Being able to bounce back from failure is one of the leading keys to success, according to a new report into entrepreneurship.
Barclays Wealth Insights found entrepreneurs who experience failure and see it as a learning opportunity are better placed to succeed in future.
Conversely, those who experience failure and conclude it is a catastrophic event from which it will be difficult to recover don't learn from the experience, struggle.
"It’s very important when you suffer a setback to look back, work out what your contribution was and determine how you need to change your behaviour," Donald Van de Mark, author of The Good Among the Great: 19 Traits of the
Most Admirable, Creative, and Joyous People, wrote in the report.
"When successful people fail, they are able to detach themselves from the setback, take stock and see the world and their weaknesses very clearly. And that takes humility, even courage."
Alexis Dormandy, founder of social recommendation app LoveThis, a social recommendation application, added: “Too often, we define failure as the whole venture having gone wrong rather than something that can be improved.
"I think if we defined it as something that could be improved, our society would be a lot more dynamic. There is something seriously wrong with a culture where you try one thing, are perceived as having failed and consigned to the scrapheap of life. That is going to discourage anyone from trying anything."
In a survey of 2,000 individuals - 800 of which considered themselves to be entrepreneurs - 74% agreed that viewing failure positively is essential for an economy to grow and 51% agreed that past failure in entrepreneurial endeavours increases the chance that a new business will succeed.
In addition, 34% of entrepreneurs said failure encouraged them to try again, compared with 19% among non-entrepreneurs.
The report also states that many academics categorise entrepreneurial failures as one of four types of frog to help provide a framework for thinking about how and why companies hit the wall.
According to the theory, failed entrepreneurs can be classified into four main types:
Boiled frog: It is often said that a frog dropped into boiling water will immediately leap out again, whereas
one placed in cold water that is then heated gradually will not. In an entrepreneurial context, the entrepreneur is the frog who sits in the water as it heats up, and does not notice its changing environment. He or she becomes complacent and fails to notice how factors such as competition, changing technology or evolving customers are rendering their business model obsolete.
Drowned frog: As their business grows, many entrepreneurs think they need to be everywhere at once. They try to be 'king of the pond' and spread themselves across every aspect of the business but often lack the necessary breadth of skills to do this effectively. Avoiding this fate requires the entrepreneur to build a strong team around them, delegate and take the right advice.
Bullfrog: Early success can encourage some entrepreneurs to become too fond of the trappings of success.
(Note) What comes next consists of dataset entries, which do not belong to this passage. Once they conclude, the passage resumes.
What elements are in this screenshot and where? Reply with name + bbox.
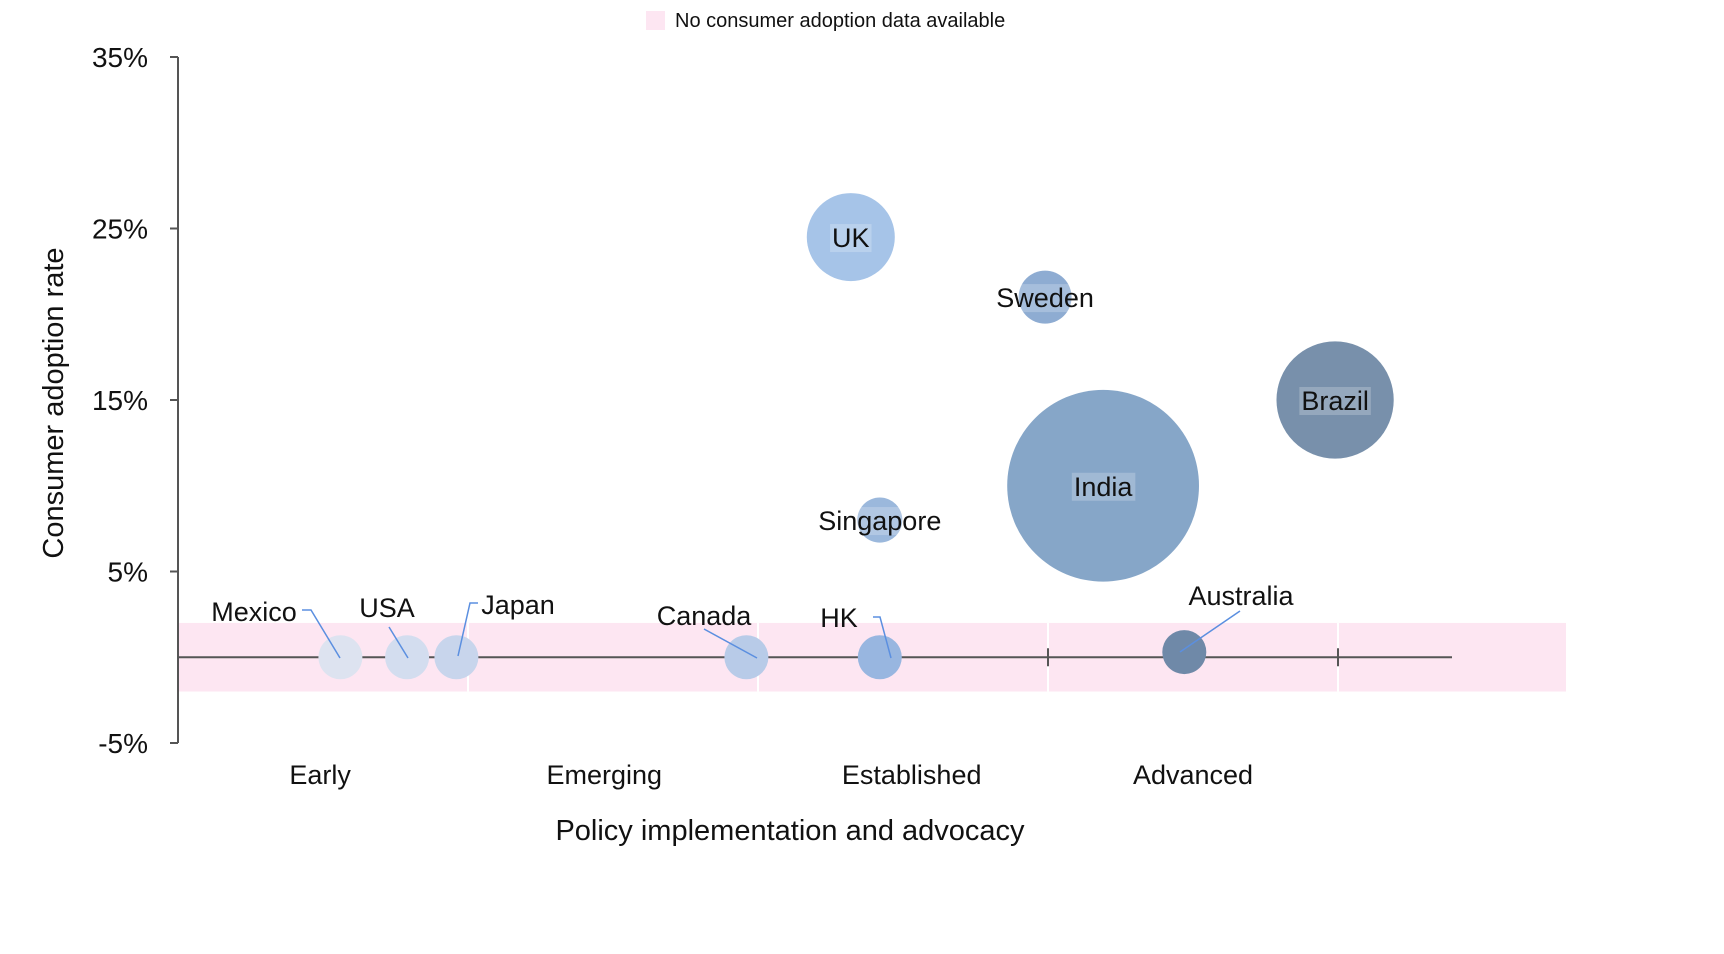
bubble-label-plate	[830, 224, 872, 253]
bubble-label-singapore: Singapore	[818, 506, 941, 536]
bubble-india[interactable]	[1007, 389, 1199, 582]
leader-line-japan	[457, 602, 478, 657]
x-axis-ticks: Early Emerging Established Advanced	[289, 648, 1339, 790]
leader-line-australia	[1179, 610, 1241, 653]
x-category-label: Emerging	[547, 760, 663, 790]
x-category-label: Early	[289, 760, 351, 790]
leader-line-canada	[703, 628, 758, 659]
bubble-label-plate	[1299, 387, 1371, 415]
leader-line-usa	[388, 626, 409, 659]
bubble-label-mexico: Mexico	[211, 597, 297, 627]
bubble-label-usa: USA	[359, 593, 415, 623]
y-axis-ticks: -5% 5% 15% 25% 35%	[92, 42, 178, 759]
y-tick-label: 15%	[92, 385, 148, 416]
bubble-label-canada: Canada	[657, 601, 753, 631]
y-tick-label: 5%	[108, 557, 148, 588]
bubble-canada[interactable]	[724, 635, 769, 680]
bubble-label-australia: Australia	[1188, 581, 1294, 611]
bubble-label-japan: Japan	[481, 590, 555, 620]
bubble-label-uk: UK	[832, 223, 870, 253]
legend-label: No consumer adoption data available	[675, 10, 1005, 32]
y-axis-title: Consumer adoption rate	[38, 247, 70, 558]
bubbles	[318, 193, 1394, 680]
bubble-japan[interactable]	[434, 635, 479, 680]
legend-swatch	[646, 11, 665, 30]
bubble-sweden[interactable]	[1018, 270, 1072, 324]
leader-line-mexico	[302, 609, 341, 659]
leader-line-hk	[873, 616, 892, 659]
bubble-brazil[interactable]	[1276, 341, 1394, 459]
x-category-label: Established	[842, 760, 982, 790]
bubble-hk[interactable]	[857, 635, 902, 680]
bubble-label-india: India	[1074, 472, 1134, 502]
bubble-singapore[interactable]	[857, 497, 903, 543]
bubble-label-plate	[1071, 472, 1136, 501]
bubble-label-brazil: Brazil	[1301, 386, 1369, 416]
y-tick-label: -5%	[98, 728, 148, 759]
bubble-australia[interactable]	[1162, 630, 1207, 675]
leader-lines	[302, 602, 1241, 659]
bubble-labels: Mexico USA Japan Canada HK Australia UK Sweden S…	[211, 223, 1371, 633]
bubble-uk[interactable]	[806, 193, 895, 282]
x-axis-title: Policy implementation and advocacy	[555, 815, 1025, 847]
y-tick-label: 25%	[92, 214, 148, 245]
bubble-label-hk: HK	[820, 603, 858, 633]
bubble-label-plate	[994, 284, 1096, 313]
y-tick-label: 35%	[92, 42, 148, 73]
legend: No consumer adoption data available	[646, 10, 1005, 32]
bubble-label-plate	[816, 507, 944, 536]
x-category-label: Advanced	[1133, 760, 1253, 790]
bubble-label-sweden: Sweden	[996, 283, 1094, 313]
These bullfrogs put their own needs above those of the business. They consider themselves to be indestructible and do not acknowledge that their actions harm the business financially.
Tadpole: Many entrepreneurial ventures will never fulfil their promise and are doomed to remain as tadpoles. Despite early promise, they do not reach their potential and fizzle out without reaching the next stage of growth
The report lands in time for the start of Global Entrepreneurship Week 2012, which runs from 12-18 November.
The Department for Business, Innovation and Skills is pledging its support for small business by announcing that two entrepreneurs will be given advisory roles in government.
These entrepreneurs in residence will help advise government on small business issues, making sure that the needs of entrepreneurs are properly considered by policy makers.
Secretary of state for business Vince Cable said: "This year there were a record number of 4.8 million SMEs in the UK. That is welcome news, and we need to continue encouraging entrepreneurial spirit amongst people of all ages so they can turn their ideas into businesses.
“We have a great entrepreneurial knowledge base in our universities that we have to use to our competitive advantage. The £1.1 million investment that we are making through the Entrepreneurs and Education Programme will help us unlock this potential by giving real support to people who are looking to commercialise their innovations."